Victim Or The Crime: If you're in Marion Iowa, you'll know that the cops are hardcore and look crosseyed at them they bust you on the spot. Back in that time, I like to take a Sunday Night walk and go around the town. I could go from west to east side in about an hour and half but it seems every other month, I get stopped by the cops and get the third degree. I eventually gave up walking after dark, especially nowadays. You can't do that anymore without somebody trying to shake you down for money. In other words a modern day version of Sic Em Pigs.
Back To Marion: Back then Marion still had a nice small town vibe, not anymore. In the Pretoria of assholes in high places, and the urban sprawl had deemed Marion a forgotten town. In 1991 this song concluded the tape version about going home back to Marion where I still had friends and places to go to. Unfortunately in this day and age that don't exist anymore.
Many Happy Endings is the bonus track on the CD and I think I wrote about Jayne, when she was working in our department she didn't have her wedding ring on. However, there's a line in the chorus about "and your experience can't compete with my honesty" and that line was directed at Christine. There are times I can write a song and throw a key line in there to make the whole song sound more important than it actually is. Some people think it's one of the best songs I have ever written. That's debatable.
The tape version had something called On I 40 which was supposed to be a song celebrating Route 66 the highway, and I spent that summer driving up and down on Arizona 66, which is basically the only long stretch of that road still intact and back then they still have enough of the old buildings that made route 66 a fun road to check out. When the CD came out, it was replaced by I Like To Know.
Diamonds In The Skies would have never happened had Greg Nutter came into the picture. Although he did not play on it, his inspiration rekindled my love of playing originals and making albums. The album got reissued as an free MP3 album. Even 25 years down the road, Diamonds In The Skies is one of my favorite and best albums. It's everything that The Townedgers and Rodney Smith stands for, garage rock with bits of power pop and folk country. It just might be the best album the 1990s and given such other ones like Modern Problems In Reflected Living, Drive In Blues and Light At That The End Of The Tunnel that's saying something.
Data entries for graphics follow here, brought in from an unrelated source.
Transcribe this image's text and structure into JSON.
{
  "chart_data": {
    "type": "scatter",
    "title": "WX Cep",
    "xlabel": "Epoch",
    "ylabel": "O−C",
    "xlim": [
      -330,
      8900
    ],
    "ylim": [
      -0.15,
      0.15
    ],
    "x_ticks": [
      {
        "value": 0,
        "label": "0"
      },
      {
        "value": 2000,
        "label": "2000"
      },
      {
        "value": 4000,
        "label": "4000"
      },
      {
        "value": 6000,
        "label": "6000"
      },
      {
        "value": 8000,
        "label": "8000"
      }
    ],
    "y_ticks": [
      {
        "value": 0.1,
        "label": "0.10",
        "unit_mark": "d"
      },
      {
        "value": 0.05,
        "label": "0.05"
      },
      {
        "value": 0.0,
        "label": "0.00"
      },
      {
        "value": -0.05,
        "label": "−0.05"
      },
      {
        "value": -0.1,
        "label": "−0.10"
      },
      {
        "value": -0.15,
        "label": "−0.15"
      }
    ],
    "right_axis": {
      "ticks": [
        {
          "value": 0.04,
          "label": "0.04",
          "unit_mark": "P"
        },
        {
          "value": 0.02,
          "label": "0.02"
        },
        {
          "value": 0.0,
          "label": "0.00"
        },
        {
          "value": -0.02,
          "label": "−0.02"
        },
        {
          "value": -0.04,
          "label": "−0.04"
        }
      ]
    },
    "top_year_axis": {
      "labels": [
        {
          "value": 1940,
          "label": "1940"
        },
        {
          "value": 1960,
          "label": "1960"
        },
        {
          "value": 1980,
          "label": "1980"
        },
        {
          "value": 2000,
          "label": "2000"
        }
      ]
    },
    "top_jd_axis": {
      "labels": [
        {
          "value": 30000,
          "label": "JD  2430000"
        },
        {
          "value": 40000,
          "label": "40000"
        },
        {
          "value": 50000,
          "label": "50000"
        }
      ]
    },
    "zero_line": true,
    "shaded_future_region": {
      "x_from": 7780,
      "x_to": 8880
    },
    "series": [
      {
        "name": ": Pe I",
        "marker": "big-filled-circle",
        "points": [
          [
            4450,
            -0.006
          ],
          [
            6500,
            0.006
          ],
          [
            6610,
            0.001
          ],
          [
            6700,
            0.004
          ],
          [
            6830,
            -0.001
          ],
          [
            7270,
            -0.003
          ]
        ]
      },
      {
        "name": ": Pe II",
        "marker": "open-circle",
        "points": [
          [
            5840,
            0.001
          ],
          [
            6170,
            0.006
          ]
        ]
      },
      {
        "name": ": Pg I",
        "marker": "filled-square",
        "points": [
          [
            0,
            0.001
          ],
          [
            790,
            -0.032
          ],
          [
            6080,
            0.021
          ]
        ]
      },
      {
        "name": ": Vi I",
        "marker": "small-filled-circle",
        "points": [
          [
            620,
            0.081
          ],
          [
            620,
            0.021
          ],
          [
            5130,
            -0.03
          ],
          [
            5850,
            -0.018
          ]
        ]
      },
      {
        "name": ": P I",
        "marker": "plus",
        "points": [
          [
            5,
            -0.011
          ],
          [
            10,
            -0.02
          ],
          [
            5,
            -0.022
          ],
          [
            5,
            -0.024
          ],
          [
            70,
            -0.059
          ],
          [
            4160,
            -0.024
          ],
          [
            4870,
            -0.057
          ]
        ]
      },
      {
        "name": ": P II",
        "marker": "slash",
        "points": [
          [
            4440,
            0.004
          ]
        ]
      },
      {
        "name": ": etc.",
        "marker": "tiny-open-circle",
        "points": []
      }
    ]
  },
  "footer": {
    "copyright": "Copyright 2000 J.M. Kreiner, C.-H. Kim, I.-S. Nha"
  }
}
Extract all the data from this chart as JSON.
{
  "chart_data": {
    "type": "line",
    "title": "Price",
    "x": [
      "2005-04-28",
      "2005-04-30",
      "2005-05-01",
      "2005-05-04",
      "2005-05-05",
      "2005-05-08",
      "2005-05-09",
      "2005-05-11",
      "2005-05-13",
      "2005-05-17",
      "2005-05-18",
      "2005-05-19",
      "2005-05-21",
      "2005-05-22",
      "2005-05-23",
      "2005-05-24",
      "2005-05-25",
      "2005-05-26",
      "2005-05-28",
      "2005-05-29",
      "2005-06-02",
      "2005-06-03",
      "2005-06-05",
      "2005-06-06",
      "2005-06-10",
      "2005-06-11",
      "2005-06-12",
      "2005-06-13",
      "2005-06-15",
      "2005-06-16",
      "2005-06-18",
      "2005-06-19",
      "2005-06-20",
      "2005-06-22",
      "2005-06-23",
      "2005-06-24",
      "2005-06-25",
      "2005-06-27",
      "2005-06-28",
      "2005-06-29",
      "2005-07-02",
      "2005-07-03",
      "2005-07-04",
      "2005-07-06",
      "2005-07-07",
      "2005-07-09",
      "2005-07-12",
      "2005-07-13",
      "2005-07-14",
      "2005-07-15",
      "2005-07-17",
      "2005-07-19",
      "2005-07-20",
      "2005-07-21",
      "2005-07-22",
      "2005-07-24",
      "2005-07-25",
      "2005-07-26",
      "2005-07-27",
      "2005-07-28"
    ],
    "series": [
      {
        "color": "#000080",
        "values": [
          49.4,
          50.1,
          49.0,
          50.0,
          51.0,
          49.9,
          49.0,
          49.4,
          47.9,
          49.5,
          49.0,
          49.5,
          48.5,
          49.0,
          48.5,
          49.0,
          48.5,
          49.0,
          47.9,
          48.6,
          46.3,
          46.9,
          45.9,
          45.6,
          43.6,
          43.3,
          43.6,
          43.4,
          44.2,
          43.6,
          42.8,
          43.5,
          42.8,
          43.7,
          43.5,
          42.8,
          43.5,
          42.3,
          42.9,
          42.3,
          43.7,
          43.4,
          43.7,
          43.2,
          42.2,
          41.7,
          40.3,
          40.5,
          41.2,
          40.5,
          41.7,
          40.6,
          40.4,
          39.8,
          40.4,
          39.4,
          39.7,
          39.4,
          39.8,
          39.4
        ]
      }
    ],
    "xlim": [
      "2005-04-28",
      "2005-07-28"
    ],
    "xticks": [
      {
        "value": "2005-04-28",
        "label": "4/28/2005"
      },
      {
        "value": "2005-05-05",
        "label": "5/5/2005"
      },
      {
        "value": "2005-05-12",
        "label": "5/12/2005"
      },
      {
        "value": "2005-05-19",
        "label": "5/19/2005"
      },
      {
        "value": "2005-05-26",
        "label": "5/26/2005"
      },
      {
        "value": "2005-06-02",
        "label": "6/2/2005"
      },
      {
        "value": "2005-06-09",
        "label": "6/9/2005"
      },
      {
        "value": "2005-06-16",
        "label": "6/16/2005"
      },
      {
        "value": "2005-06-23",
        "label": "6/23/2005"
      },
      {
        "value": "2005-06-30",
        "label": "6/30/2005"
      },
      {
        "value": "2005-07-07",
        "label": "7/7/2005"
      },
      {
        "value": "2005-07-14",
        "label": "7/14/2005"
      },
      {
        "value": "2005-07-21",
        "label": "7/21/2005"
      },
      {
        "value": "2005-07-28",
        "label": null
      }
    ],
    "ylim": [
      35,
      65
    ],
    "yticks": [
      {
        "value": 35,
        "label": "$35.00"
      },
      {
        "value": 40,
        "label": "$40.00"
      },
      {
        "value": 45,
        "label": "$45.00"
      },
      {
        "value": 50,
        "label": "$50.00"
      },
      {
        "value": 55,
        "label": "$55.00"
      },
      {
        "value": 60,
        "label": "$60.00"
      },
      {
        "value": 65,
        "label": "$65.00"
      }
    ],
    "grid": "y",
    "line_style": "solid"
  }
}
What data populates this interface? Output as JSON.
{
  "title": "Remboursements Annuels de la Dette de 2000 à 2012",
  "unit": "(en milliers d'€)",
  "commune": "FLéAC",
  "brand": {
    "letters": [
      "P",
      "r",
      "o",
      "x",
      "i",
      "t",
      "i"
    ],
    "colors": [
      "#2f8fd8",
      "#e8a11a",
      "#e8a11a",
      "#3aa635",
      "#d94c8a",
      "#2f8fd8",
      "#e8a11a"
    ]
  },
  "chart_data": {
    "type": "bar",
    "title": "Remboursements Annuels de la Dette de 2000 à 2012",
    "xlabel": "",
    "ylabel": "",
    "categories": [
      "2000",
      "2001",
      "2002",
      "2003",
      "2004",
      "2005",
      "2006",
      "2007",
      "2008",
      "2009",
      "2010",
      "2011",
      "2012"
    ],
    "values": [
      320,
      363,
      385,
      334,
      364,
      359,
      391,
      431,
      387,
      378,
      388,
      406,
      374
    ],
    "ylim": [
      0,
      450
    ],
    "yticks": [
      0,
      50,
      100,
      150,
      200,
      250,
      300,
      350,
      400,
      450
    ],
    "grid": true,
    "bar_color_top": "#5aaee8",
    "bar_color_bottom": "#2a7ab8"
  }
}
You can hear the album here:
https://archive.org/details/jamendo-080685
Songs:
Getting To This (Smith/Orbit) 6:06
The Road You're On (Smith/Orbit/Mullahan) 3:11
Jayne (Smith/Briley) 3:14
Still Strangers (Smith/Redding) 3:49
Sweet Melissa (R.Smith) 3:43
When The Day Is Done (so will you) (Smith/Knowles) 2:39
Being There (Smith/Mullahan) 5:25
Out On The Town (Smith/Orbit/Redding/Knowles/Mullahan) 1:43
I Like To Know (R.Smith) 2:50
Oh Momma (R.Smith) 5:00
One In A Million (Smith/Redding) 4:40
Victim Or The Crime (R.Smith) 3:40
Back To Marion (Smith/Orbit/Redding/Knowles/Mullahan) 4:47
Many Happy Endings (Smith/Orbit) 5:27
Lyrics: Rodney Smith (C) 1991 Townedgers Music Emporium
Recorded at Maier Studios, Marion Ia from October/November 1991
Recorded by Richard Dennanbaugh with Rodney Smith
Produced By Brian Mullahan And Rodney Smith
Released as Maier Records MRK-24635 in late 1991
Notes:
The recording dates were not documented but looking through the archives, the original title album was supposed to be called World Of Reason or Too Far Gone. I came across the name Dustin Lasavic who was going to play bass before Robert Knowles came to play (Robbie or Robert he doesn't care what you call him).